Da qui l’apertura di un fascicolo da parte della Procura per una vicenda di presunti abusi subiti dal 43enne sul posto di lavoro che gli inquirenti stanno cercando di comprendere se possa avere qualche legame con uno scherzo subito giorni fa tanto macabro quanto, ancora, avvolto nel mistero. Venerdì scorso, infatti, Giuseppe Palma, 43enne residente a Campi Salentina, è stato oggetto di uno scherzo di pessimo gusto con il ritrovamento di un manichino nella vasca da bagno e salsa di pomodoro sparso ovunque.
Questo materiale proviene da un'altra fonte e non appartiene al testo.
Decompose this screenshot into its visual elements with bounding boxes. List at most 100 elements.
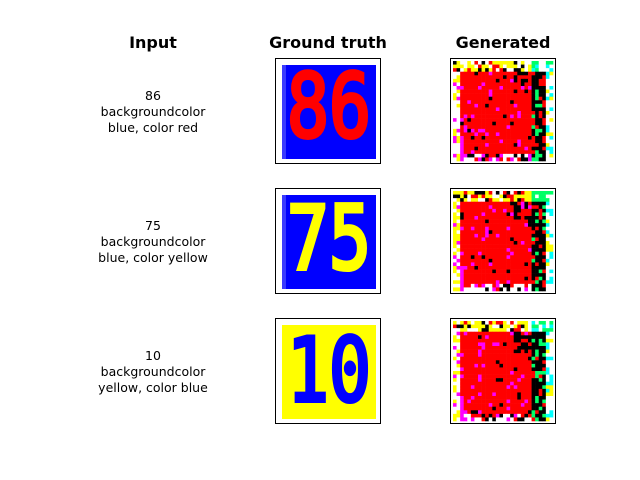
generated-pixel xyxy=(467,100,472,105)
generated-pixel xyxy=(492,103,497,108)
generated-pixel xyxy=(495,136,500,140)
generated-pixel xyxy=(503,367,507,372)
generated-pixel xyxy=(467,328,472,333)
generated-pixel xyxy=(503,356,507,361)
generated-pixel xyxy=(524,331,529,336)
generated-pixel xyxy=(499,198,504,203)
generated-pixel xyxy=(453,114,457,119)
generated-pixel xyxy=(463,287,468,292)
generated-pixel xyxy=(488,205,493,210)
generated-pixel xyxy=(467,266,472,270)
generated-pixel xyxy=(510,118,515,123)
generated-pixel xyxy=(456,205,461,210)
generated-pixel xyxy=(488,255,493,260)
generated-pixel xyxy=(517,269,522,274)
generated-pixel xyxy=(503,396,507,400)
generated-pixel xyxy=(481,392,486,397)
generated-pixel xyxy=(535,128,540,133)
generated-pixel xyxy=(499,262,504,267)
generated-pixel xyxy=(524,262,529,267)
generated-pixel xyxy=(474,360,479,365)
generated-pixel xyxy=(549,392,554,397)
generated-pixel xyxy=(510,78,515,83)
generated-pixel xyxy=(492,410,497,415)
generated-pixel xyxy=(535,367,540,372)
generated-pixel xyxy=(524,132,529,137)
generated-pixel xyxy=(513,230,518,235)
generated-pixel xyxy=(460,64,465,69)
generated-pixel xyxy=(460,410,465,415)
generated-pixel xyxy=(549,219,554,224)
generated-pixel xyxy=(499,321,504,325)
generated-pixel xyxy=(538,266,543,270)
generated-pixel xyxy=(513,201,518,206)
generated-pixel xyxy=(485,399,490,404)
generated-pixel xyxy=(460,276,465,281)
generated-pixel xyxy=(520,201,525,206)
generated-pixel xyxy=(453,335,457,340)
generated-pixel xyxy=(478,399,482,404)
generated-pixel xyxy=(506,269,511,274)
generated-pixel xyxy=(531,61,536,65)
generated-pixel xyxy=(492,388,497,393)
generated-pixel xyxy=(456,324,461,329)
gt-background xyxy=(282,65,376,159)
generated-pixel xyxy=(520,96,525,101)
generated-pixel xyxy=(467,396,472,400)
generated-pixel xyxy=(456,125,461,130)
generated-pixel xyxy=(453,251,457,256)
generated-pixel xyxy=(542,388,547,393)
generated-pixel xyxy=(510,276,515,281)
generated-pixel xyxy=(513,385,518,390)
generated-pixel xyxy=(538,276,543,281)
generated-pixel xyxy=(485,283,490,288)
generated-pixel xyxy=(513,68,518,73)
generated-pixel xyxy=(513,107,518,112)
generated-pixel xyxy=(492,356,497,361)
generated-pixel xyxy=(467,128,472,133)
generated-pixel xyxy=(535,103,540,108)
generated-pixel xyxy=(463,237,468,242)
generated-pixel xyxy=(545,128,550,133)
generated-pixel xyxy=(499,251,504,256)
generated-pixel xyxy=(524,251,529,256)
generated-pixel xyxy=(499,381,504,386)
generated-pixel xyxy=(542,349,547,354)
generated-pixel xyxy=(492,403,497,408)
generated-pixel xyxy=(513,287,518,292)
generated-pixel xyxy=(456,403,461,408)
generated-pixel xyxy=(542,287,547,292)
generated-pixel xyxy=(474,371,479,375)
generated-pixel xyxy=(503,150,507,155)
generated-pixel xyxy=(456,68,461,73)
generated-pixel xyxy=(524,335,529,340)
generated-pixel xyxy=(542,283,547,288)
generated-pixel xyxy=(456,346,461,350)
generated-pixel xyxy=(492,349,497,354)
generated-pixel xyxy=(456,331,461,336)
generated-pixel xyxy=(513,93,518,98)
generated-pixel xyxy=(495,410,500,415)
generated-pixel xyxy=(503,328,507,333)
generated-pixel xyxy=(542,230,547,235)
generated-pixel xyxy=(478,86,482,90)
generated-pixel xyxy=(517,68,522,73)
generated-pixel xyxy=(470,353,475,358)
generated-pixel xyxy=(535,276,540,281)
generated-pixel xyxy=(538,150,543,155)
generated-pixel xyxy=(453,385,457,390)
generated-pixel xyxy=(549,328,554,333)
generated-pixel xyxy=(517,353,522,358)
generated-pixel xyxy=(460,346,465,350)
generated-pixel xyxy=(495,283,500,288)
generated-pixel xyxy=(478,360,482,365)
generated-pixels xyxy=(453,191,554,292)
generated-pixel xyxy=(520,208,525,213)
generated-pixel xyxy=(549,338,554,343)
generated-pixel xyxy=(460,287,465,292)
generated-pixel xyxy=(517,262,522,267)
generated-pixel xyxy=(510,150,515,155)
generated-pixel xyxy=(478,349,482,354)
input-number: 10 xyxy=(145,348,161,363)
generated-pixel xyxy=(453,208,457,213)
Sul posto intervennero i carabinieri del Nucleo Investigativo di Lecce e l’uomo venne ascoltato dagli inquirenti senza darsi un perché su quel gesto. Ora un’indagine aperta dal sostituto procuratore Emilio Arnesano  per fare luce su quell’episodio avvenuto all’interno del supermercato. Due persone sono state iscritte nel registro degli indagati. Palma è assistito dall’avvocato Paolo Maci.